Все вокруг — само по себе, а она — сама по себе. Все вокруг куда-то спешат, торопятся, все беспечны и веселы, а ей не весело, нет. И не спешить ей хочется, а напротив — постоять, подумать... Это замечают все: как некстати нападает на нее вдруг задумчивость. И она замечает, что замечают все, но что может она с собой поделать? Ей грустно, ей тоскливо, ей хочется побыть наедине с собой, ей никто не нужен...
Она уходила из дома, где никто не ждал ее возвращения, и бродила по улицам — по нелюдным окраинным улицам, неметеным, неприбранным, в опавшей сухой листве, мягко пружинящей, тихо шуршащей... Или, когда над городом густели сумерки, она сворачивала к центру, как будто там, в толпах, которыми кишели вечерние тротуары, ей хотелось еще острее почувствовать свое одиночество, свою непричастность к окружающей среде.
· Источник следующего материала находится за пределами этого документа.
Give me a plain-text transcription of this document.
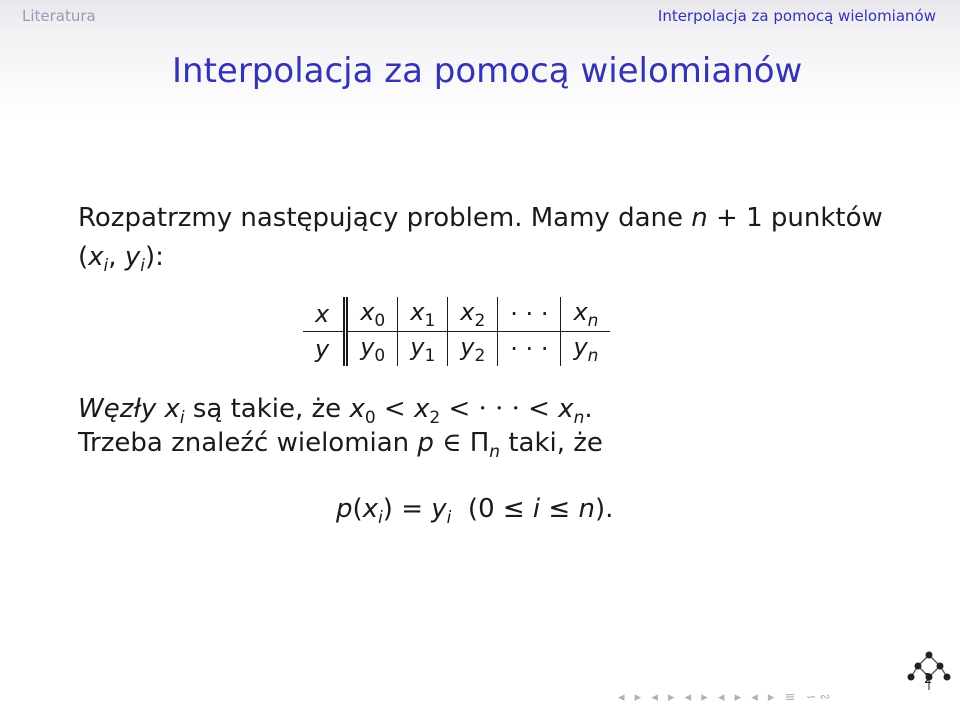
Literatura	Interpolacja za pomocą wielomianów
Interpolacja za pomocą wielomianów
Rozpatrzmy następujący problem. Mamy dane n + 1 punktów
($x_i$, $y_i$):
x	$x_0$	$x_1$	$x_2$	· · ·	$x_n$
y	$y_0$	$y_1$	$y_2$	· · ·	$y_n$
Węzły $x_i$ są takie, że $x_0 < x_2$ < · · · < $x_n$.
Trzeba znaleźć wielomian p ∈ $\Pi_n$ taki, że
$p(x_i) = y_i$  (0 ≤ i ≤ n).
2
◂ ▸ ◂ ▸ ◂ ▸ ◂ ▸ ◂ ▸ ≡ ∽∾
А перед тем как вернуться к себе, она поднималась на мост через пути, знаменитый «мост Ватерлоо», и стояла там, вровень с вокзальным шпилем, над сонными, угрюмыми составами, над ярко освещенной трансформаторной будкой с надписью «Высокое напряжение опасно для жизни».
И когда она так стояла, когда шла, когда изредка присаживалась где-нибудь на скамейку, отрешенная, всему и всем чужая, на нее оглядывались, удивленно или соболезнуя, ведь мало ли что могло случиться, мало ли какая беда — у этой девочки в не новом, накоротко подрезанном пальто, долгоногой, в пестром, небрежно повязанном платочке, такой вызывающе-независимой и такой... такой...
Но с ней ничего не случилось, она просто думала, точнее училась думать. Она вдруг открыла в себе эту способность — думать, и поняла, что прежде никогда не думала, не знала, что это такое. И она теперь только и была занята тем, что думала, думала... О чем?
О, на это не так легко ответить! На это можно было бы ответить, что не было ничего такого, о чем бы не думала она в эти вечера и дни!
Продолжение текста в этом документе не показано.